Appellant's sole assignment of error is OVERRULED.
JUDGMENT AFFIRMED.
I agree with the principal opinion that the trial court's judgment should be affirmed. I note, however, that appellant's assignment of error lacks merit for another reason. In felony cases, the prosecution does not have the duty to present evidence (make a statement) following a defendant's no contest plea. See State v. Simmons (Sept. 12, 1996), Ross App. No. 95CA2107, unreported; State v. Newell (Feb. 28, 1994), Athens App. No. 1572, unreported; State v. Weiher (June 13, 1990), Gallia App. No. 89CA10, unreported; Crim.R. 11(B)(2); Crim.R. 11(C)(4). When a defendant in a felony case enters a no contest plea, he or she, by entering the no contest plea, admits the truth of the facts alleged in the indictment.
Accordingly, I agree that we must overrule the appellant's assignment of error and that we should affirm the trial court's judgment.
JUDGMENT ENTRY
It is ordered that the JUDGMENT BE AFFIRMED and Appellee recover of Appellant costs herein taxed.
The Court finds there were reasonable grounds for this appeal.

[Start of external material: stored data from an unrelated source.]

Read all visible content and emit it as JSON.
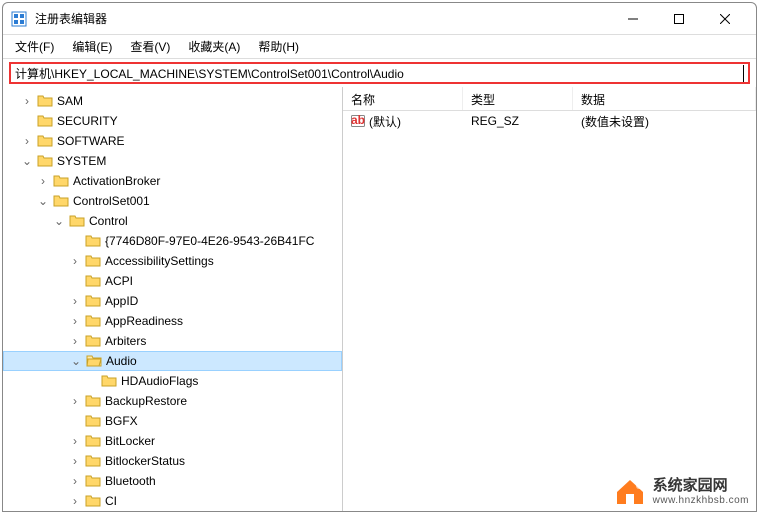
{
  "window": {
    "title": "注册表编辑器"
  },
  "menu": {
    "file": "文件(F)",
    "edit": "编辑(E)",
    "view": "查看(V)",
    "favorites": "收藏夹(A)",
    "help": "帮助(H)"
  },
  "address": {
    "path": "计算机\\HKEY_LOCAL_MACHINE\\SYSTEM\\ControlSet001\\Control\\Audio"
  },
  "tree": {
    "sam": "SAM",
    "security": "SECURITY",
    "software": "SOFTWARE",
    "system": "SYSTEM",
    "activationbroker": "ActivationBroker",
    "controlset001": "ControlSet001",
    "control": "Control",
    "guid": "{7746D80F-97E0-4E26-9543-26B41FC",
    "accessibilitysettings": "AccessibilitySettings",
    "acpi": "ACPI",
    "appid": "AppID",
    "appreadiness": "AppReadiness",
    "arbiters": "Arbiters",
    "audio": "Audio",
    "hdaudioflags": "HDAudioFlags",
    "backuprestore": "BackupRestore",
    "bgfx": "BGFX",
    "bitlocker": "BitLocker",
    "bitlockerstatus": "BitlockerStatus",
    "bluetooth": "Bluetooth",
    "ci": "CI"
  },
  "list": {
    "headers": {
      "name": "名称",
      "type": "类型",
      "data": "数据"
    },
    "rows": [
      {
        "name": "(默认)",
        "type": "REG_SZ",
        "data": "(数值未设置)"
      }
    ]
  },
  "watermark": {
    "cn": "系统家园网",
    "url": "www.hnzkhbsb.com"
  }
}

It is ordered that a special mandate issue out of this Court directing the Athens County Court of Common Pleas to carry this judgment into execution.
A certified copy of the entry shall constitute the mandate pursuant to Rule 27 of the Rules of Appellate Procedure. Exceptions.
Harsha, J.: Concurs in Judgment and Opinion.
Abele, J.: Concurs in Judgment with Opinion.
For the Court
David T. Evans, Judge
NOTICE TO COUNSEL
Pursuant to Local Rule No. 14, this document constitutes a final judgment entry and the time period for further appeal commences from the date of filing with the clerk.